Free Speech: To be or not to be?

Andrew Atkin:












There are three types of speech, of concern.

1. Objective speech.
2. Malicious speech.
3. Illegal speech (slander, defamation, and inciting violence, etc)

Most agree that people expressing an objectively held view should have the right to do so, without government interference. And for good reason. When honest and objective speech goes - everything eventually goes. Suppressing speech is how tyrannies evolve.

However, we can all agree that slander and deliberately inciting violence cannot be legal. 

Where the real debate is today, is with malicious speech. That is when people don't just express an objective viewpoint, but speak to the end of being nasty and hurtful and for the sake of being hurtful. Malicious speech works against objective speech, as it acts as a form of bullying. Already today, people are afraid of expressing an honest opinion out of fear of being slandered and labelled a racist and a bigot, etc.

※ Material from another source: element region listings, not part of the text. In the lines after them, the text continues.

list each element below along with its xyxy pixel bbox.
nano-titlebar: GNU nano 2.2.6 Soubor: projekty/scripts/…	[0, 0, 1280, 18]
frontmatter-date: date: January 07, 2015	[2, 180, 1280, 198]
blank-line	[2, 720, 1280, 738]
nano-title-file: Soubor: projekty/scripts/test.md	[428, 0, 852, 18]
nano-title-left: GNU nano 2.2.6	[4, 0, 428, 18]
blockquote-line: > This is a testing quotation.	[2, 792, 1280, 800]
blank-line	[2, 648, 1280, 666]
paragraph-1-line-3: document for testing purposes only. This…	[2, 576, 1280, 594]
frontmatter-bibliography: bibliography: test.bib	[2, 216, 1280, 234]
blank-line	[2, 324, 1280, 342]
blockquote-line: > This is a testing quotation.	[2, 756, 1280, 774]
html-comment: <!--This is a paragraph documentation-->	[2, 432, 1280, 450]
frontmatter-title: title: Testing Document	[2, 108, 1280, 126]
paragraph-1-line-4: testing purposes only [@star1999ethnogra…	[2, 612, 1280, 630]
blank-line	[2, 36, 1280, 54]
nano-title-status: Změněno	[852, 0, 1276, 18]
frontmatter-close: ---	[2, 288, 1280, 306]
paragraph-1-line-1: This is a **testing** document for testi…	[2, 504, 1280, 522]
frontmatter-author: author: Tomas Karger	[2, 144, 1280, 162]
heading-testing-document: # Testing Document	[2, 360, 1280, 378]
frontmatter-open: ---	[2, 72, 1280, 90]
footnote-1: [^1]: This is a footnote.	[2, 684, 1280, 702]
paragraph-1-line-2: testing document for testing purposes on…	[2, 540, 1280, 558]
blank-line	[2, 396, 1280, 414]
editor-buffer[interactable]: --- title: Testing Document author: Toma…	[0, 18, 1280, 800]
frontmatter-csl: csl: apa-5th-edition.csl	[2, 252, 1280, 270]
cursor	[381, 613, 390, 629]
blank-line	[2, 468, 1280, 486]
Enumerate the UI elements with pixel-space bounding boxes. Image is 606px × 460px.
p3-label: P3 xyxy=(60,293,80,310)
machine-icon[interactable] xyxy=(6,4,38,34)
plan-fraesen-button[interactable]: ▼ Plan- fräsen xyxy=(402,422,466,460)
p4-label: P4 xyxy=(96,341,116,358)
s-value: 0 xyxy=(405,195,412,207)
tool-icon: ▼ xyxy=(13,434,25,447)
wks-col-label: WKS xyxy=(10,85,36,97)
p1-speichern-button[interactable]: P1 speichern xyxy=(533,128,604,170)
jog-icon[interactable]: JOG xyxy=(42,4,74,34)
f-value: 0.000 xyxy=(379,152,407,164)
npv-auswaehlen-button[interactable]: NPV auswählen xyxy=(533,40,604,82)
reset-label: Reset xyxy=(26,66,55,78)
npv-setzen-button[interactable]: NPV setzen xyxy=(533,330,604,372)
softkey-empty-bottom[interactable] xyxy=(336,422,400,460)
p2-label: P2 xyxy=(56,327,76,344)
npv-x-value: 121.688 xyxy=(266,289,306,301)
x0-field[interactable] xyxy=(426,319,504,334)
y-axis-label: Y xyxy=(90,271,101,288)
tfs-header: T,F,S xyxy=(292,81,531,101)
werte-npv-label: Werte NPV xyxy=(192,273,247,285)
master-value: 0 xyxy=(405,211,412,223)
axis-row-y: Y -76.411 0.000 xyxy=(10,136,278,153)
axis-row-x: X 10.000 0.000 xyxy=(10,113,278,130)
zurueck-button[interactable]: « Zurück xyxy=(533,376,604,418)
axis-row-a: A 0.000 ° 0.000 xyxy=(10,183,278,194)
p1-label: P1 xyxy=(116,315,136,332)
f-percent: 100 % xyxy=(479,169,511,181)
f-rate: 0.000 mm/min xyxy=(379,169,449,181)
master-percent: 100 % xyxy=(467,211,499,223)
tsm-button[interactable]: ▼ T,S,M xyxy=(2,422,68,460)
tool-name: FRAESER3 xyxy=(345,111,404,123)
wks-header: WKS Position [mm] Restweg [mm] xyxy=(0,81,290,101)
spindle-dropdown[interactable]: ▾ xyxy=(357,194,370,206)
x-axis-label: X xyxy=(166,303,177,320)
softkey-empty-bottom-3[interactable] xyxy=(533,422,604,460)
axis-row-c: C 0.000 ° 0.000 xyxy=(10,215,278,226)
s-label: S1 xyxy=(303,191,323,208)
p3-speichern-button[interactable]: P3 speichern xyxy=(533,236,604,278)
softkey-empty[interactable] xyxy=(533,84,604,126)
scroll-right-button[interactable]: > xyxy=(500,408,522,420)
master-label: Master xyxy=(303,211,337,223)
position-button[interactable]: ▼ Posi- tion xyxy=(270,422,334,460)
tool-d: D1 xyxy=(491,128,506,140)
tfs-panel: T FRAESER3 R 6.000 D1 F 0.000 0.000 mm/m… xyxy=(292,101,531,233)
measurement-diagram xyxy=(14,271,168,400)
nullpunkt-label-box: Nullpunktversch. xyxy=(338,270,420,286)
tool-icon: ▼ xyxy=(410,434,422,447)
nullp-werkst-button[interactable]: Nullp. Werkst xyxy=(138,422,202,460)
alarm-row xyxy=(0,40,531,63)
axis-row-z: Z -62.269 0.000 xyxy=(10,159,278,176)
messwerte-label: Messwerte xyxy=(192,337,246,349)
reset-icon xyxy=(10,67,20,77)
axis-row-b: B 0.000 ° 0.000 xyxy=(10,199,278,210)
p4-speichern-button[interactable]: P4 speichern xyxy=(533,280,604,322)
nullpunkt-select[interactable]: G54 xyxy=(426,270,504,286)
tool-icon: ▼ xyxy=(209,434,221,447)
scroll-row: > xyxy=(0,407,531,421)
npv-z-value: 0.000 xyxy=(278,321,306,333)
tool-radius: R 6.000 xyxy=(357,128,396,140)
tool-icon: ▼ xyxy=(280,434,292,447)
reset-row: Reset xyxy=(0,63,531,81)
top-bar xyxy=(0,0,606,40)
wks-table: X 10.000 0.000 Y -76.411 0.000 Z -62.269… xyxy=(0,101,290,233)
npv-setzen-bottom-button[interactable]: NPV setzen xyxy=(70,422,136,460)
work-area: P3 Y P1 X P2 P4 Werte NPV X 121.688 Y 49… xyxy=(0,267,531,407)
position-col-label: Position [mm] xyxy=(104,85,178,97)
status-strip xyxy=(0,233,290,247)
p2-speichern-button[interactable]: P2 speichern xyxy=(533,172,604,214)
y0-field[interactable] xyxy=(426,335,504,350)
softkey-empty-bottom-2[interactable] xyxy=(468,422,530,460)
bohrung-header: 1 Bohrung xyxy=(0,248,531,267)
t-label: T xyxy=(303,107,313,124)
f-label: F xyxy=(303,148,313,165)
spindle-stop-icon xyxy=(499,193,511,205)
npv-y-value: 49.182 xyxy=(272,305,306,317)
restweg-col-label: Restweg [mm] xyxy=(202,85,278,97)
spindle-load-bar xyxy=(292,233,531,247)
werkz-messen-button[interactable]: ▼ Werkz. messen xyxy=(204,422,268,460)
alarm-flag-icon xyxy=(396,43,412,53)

So here is the question. How do you manage or control for malicious speech? 

Well the last thing you should do is have the government control for it. Because when the government can shut people down in the name of hate speech, they win the legal power to shut down any speech they might choose to interpret as 'hate'. Again, that is how you create a slow-moving tyranny. No freedom of speech means freedom of propaganda, in practice. 

The way to deal with malicious speech is to let it be dealt with in the traditional way - privately. Let private venues control, block and deplatform malicious speakers. As we do, and should continue to do. And name and shame those who are cruel and defamatory.

In saying this, there is a special concern. Google, Twitter, Facebook and YouTube are so very dominant as mass-public platforms, that even as private entities they can (and do) suppress political speech, and to the point where they can have a major impact on the formation of public opinion. And they can do this with immoral discretion, through private control. In this case, we need regulations to defend against privately-driven (and/or government subsidised) propaganda. 

To note, propaganda is not just a game of telling lies, and it usually isn't. It's mostly a game of ensuring that certain truths are not spoken so that false assumptions are formed. The people of North Korea, for example, really do believe in their emperor because they simply don't know what they're not allowed to know. 

Hence we need to pay special attention to current and future powerful private platforms, to ensure that freedom of speech is functional in our modern world. At the least, if we cannot stop dominant platforms from suppressing contributors who have an influence they don't like, they should be forced to advertise when and where they have blocked people, and why, while also providing a direct link on their forum so that the suppressed individual/s can have their right-of-reply. If we must have suppression in a private location, then the act of suppression itself should always be visible.

Indeed, it is when the right-of-reply is suppressed that we can know we have entered a dangerous territory.